EUobserver, EU crisis management operations should be approved by all member states, according to the Swedish and Finnish foreign ministers.
In a joint article in Swedish daily Dagens Nyheter, they reject the Constitution's proposal that a limited number of member states should be empowered to take on crisis handling operations on their own.
The two ministers – Laila Freivalds (Sweden) and Erkki Tuomioja (Finland) write that they are “prepared to study proposals to strenghten the EU common foreign and security policy”.
But they go on to reject the proposal of the Convention that a limited number of member states should be allowed to conduct complex crisis operations, as this would present a risk of “causing disruption within the Union on issues of foreign policy”.

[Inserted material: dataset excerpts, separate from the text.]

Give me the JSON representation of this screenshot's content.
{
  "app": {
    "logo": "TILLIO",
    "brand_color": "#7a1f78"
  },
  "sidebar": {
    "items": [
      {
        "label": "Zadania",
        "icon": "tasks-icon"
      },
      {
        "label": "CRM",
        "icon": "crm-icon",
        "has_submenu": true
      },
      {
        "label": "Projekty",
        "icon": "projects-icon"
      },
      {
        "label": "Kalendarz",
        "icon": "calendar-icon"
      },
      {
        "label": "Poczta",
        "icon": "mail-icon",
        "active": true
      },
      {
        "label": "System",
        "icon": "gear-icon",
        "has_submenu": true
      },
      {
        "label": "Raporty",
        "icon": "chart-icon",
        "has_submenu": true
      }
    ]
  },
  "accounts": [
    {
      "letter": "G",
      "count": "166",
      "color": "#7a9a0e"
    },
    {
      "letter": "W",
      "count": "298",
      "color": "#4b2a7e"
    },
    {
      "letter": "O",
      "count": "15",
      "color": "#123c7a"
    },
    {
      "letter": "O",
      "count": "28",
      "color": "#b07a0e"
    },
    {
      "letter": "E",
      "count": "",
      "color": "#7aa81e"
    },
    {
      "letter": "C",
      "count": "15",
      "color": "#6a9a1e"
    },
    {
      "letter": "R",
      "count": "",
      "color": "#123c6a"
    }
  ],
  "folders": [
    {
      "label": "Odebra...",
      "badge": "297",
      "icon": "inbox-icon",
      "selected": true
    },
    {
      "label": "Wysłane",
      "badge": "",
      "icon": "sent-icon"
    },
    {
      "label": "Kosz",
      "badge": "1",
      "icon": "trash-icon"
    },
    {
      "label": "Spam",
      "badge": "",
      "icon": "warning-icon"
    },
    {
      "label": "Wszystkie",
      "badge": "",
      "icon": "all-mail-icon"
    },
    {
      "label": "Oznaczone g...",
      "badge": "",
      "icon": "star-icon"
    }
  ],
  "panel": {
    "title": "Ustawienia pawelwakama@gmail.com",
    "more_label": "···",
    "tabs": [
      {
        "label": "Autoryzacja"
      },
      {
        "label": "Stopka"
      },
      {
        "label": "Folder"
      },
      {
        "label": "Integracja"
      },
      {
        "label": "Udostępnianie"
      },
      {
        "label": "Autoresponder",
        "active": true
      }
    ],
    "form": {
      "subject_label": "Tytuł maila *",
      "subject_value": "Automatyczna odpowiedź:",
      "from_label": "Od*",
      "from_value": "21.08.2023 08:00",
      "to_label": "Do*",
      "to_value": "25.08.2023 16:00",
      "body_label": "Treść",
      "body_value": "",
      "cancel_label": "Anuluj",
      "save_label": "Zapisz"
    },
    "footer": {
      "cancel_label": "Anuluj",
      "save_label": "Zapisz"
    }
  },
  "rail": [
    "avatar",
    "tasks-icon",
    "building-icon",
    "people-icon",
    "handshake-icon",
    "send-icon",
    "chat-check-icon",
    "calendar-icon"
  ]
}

The two foreign ministers declare that they are “positive to the fact that the new Constitutional Treaty, more clearly than today, will signal that European security and defence policy will include a very broad spectrum of peace-promoting activities”.
“We want the EU to continue to develop as a political alliance with reciprocal solidarity, not as a military alliance with binding defence guarantees”, they write, adding that they support the idea of “a new solidarity clause on a voluntary basis, which will at the same time express the political solidarity that already exists today between the EU members”.
The clause applies in case of a terrorist attack or a similar catastrophe in one of the EU member states.
Sweden and Finland are not members of NATO.